I am glad to see the present revival in the temperance work, and I hope it may lead to grand results—to the enacting of laws which shall hold him who deals out alcoholic poison as a beverage responsible in heavy sums for the damage done thereby to the victim and his family; which shall hold him who abets, or in any way participates in such business, equally responsible with the seller; which shall regard and treat him who steals another's brains and bread, as it does him who steals a horse or a purse.
I am opposed to license laws, and a return to them will be a return to the dark ages. If the traffic in intoxicating drinks is right and good, then it is right and good for all, and all have an equal right to engage in it. But if it is, as we know it to be, an evil and a wrong, then no license can make it right, and no one has a right to engage in it.
I regard the sale of strong drinks as a crime of the worst character, as productive of greater evils than any other on the criminal calendar. If it be right to license such a crime, then it is right to license all crime and iniquity. I would forbid the sale entirely under heavy penalties just as I would forbid other wrong doing, and then they who disregarded the law should suffer the penalty.
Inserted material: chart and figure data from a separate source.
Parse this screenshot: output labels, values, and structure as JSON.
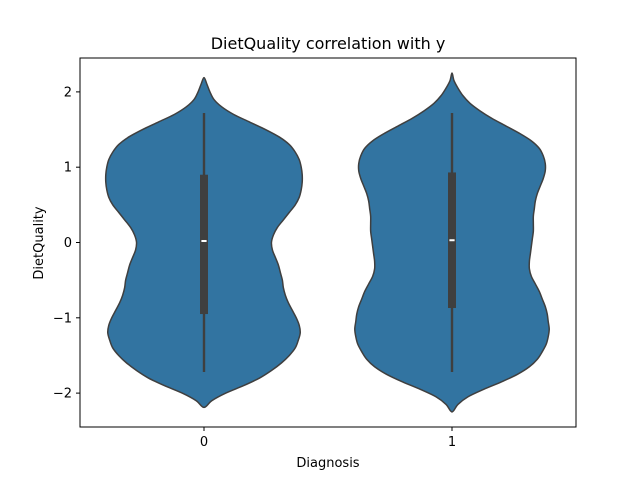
{
  "chart_data": {
    "type": "violin",
    "title": "DietQuality correlation with y",
    "xlabel": "Diagnosis",
    "ylabel": "DietQuality",
    "categories": [
      "0",
      "1"
    ],
    "ylim": [
      -2.45,
      2.45
    ],
    "yticks": [
      -2,
      -1,
      0,
      1,
      2
    ],
    "ytick_labels": [
      "−2",
      "−1",
      "0",
      "1",
      "2"
    ],
    "grid": false,
    "color": "#3274a1",
    "edge_color": "#3f3f3f",
    "violins": [
      {
        "category": "0",
        "median": 0.02,
        "q1": -0.95,
        "q3": 0.9,
        "whisker_low": -1.72,
        "whisker_high": 1.72,
        "profile": [
          [
            -2.19,
            0.0
          ],
          [
            -2.1,
            0.08
          ],
          [
            -2.0,
            0.22
          ],
          [
            -1.9,
            0.4
          ],
          [
            -1.8,
            0.56
          ],
          [
            -1.7,
            0.68
          ],
          [
            -1.6,
            0.78
          ],
          [
            -1.5,
            0.86
          ],
          [
            -1.4,
            0.92
          ],
          [
            -1.3,
            0.95
          ],
          [
            -1.2,
            0.97
          ],
          [
            -1.1,
            0.96
          ],
          [
            -1.0,
            0.93
          ],
          [
            -0.9,
            0.89
          ],
          [
            -0.8,
            0.85
          ],
          [
            -0.7,
            0.82
          ],
          [
            -0.6,
            0.8
          ],
          [
            -0.5,
            0.79
          ],
          [
            -0.4,
            0.77
          ],
          [
            -0.3,
            0.75
          ],
          [
            -0.2,
            0.72
          ],
          [
            -0.1,
            0.69
          ],
          [
            0.0,
            0.68
          ],
          [
            0.1,
            0.7
          ],
          [
            0.2,
            0.74
          ],
          [
            0.3,
            0.8
          ],
          [
            0.4,
            0.86
          ],
          [
            0.5,
            0.92
          ],
          [
            0.6,
            0.96
          ],
          [
            0.7,
            0.98
          ],
          [
            0.8,
            0.99
          ],
          [
            0.9,
            0.99
          ],
          [
            1.0,
            0.98
          ],
          [
            1.1,
            0.96
          ],
          [
            1.2,
            0.92
          ],
          [
            1.3,
            0.86
          ],
          [
            1.4,
            0.76
          ],
          [
            1.5,
            0.62
          ],
          [
            1.6,
            0.46
          ],
          [
            1.7,
            0.3
          ],
          [
            1.8,
            0.18
          ],
          [
            1.9,
            0.1
          ],
          [
            2.0,
            0.06
          ],
          [
            2.1,
            0.03
          ],
          [
            2.19,
            0.0
          ]
        ]
      },
      {
        "category": "1",
        "median": 0.03,
        "q1": -0.87,
        "q3": 0.93,
        "whisker_low": -1.72,
        "whisker_high": 1.72,
        "profile": [
          [
            -2.25,
            0.0
          ],
          [
            -2.15,
            0.06
          ],
          [
            -2.05,
            0.16
          ],
          [
            -1.95,
            0.32
          ],
          [
            -1.85,
            0.5
          ],
          [
            -1.75,
            0.66
          ],
          [
            -1.65,
            0.78
          ],
          [
            -1.55,
            0.86
          ],
          [
            -1.45,
            0.91
          ],
          [
            -1.35,
            0.95
          ],
          [
            -1.25,
            0.97
          ],
          [
            -1.15,
            0.98
          ],
          [
            -1.05,
            0.97
          ],
          [
            -0.95,
            0.96
          ],
          [
            -0.85,
            0.94
          ],
          [
            -0.75,
            0.91
          ],
          [
            -0.65,
            0.88
          ],
          [
            -0.55,
            0.84
          ],
          [
            -0.45,
            0.8
          ],
          [
            -0.35,
            0.78
          ],
          [
            -0.25,
            0.78
          ],
          [
            -0.15,
            0.79
          ],
          [
            -0.05,
            0.8
          ],
          [
            0.05,
            0.81
          ],
          [
            0.15,
            0.82
          ],
          [
            0.25,
            0.82
          ],
          [
            0.35,
            0.82
          ],
          [
            0.45,
            0.83
          ],
          [
            0.55,
            0.84
          ],
          [
            0.65,
            0.86
          ],
          [
            0.75,
            0.89
          ],
          [
            0.85,
            0.92
          ],
          [
            0.95,
            0.94
          ],
          [
            1.05,
            0.94
          ],
          [
            1.15,
            0.92
          ],
          [
            1.25,
            0.88
          ],
          [
            1.35,
            0.8
          ],
          [
            1.45,
            0.68
          ],
          [
            1.55,
            0.54
          ],
          [
            1.65,
            0.4
          ],
          [
            1.75,
            0.28
          ],
          [
            1.85,
            0.18
          ],
          [
            1.95,
            0.11
          ],
          [
            2.05,
            0.06
          ],
          [
            2.15,
            0.02
          ],
          [
            2.25,
            0.0
          ]
        ]
      }
    ]
  }
}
But I know it is useless for me, or for any woman, to say what should be done. We have no votes and what can a disfranchised, subject class do against the rum power? It laughs at our puny efforts.
I have thus hastily, and to please the committee who invited me, thrown together a few thoughts. At another time I may have more to say on the subject, but will not now detain you longer.
As transcribed in Coon, A. C. (Ed.) (1994). Hear Me Patiently: The Reform Speeches of Amelia Jenks Bloomer. Westport, Connecticut: Greenwood Press.
The original handwritten transcript is housed at the Seneca Falls Historical Society, Seneca Falls, New York.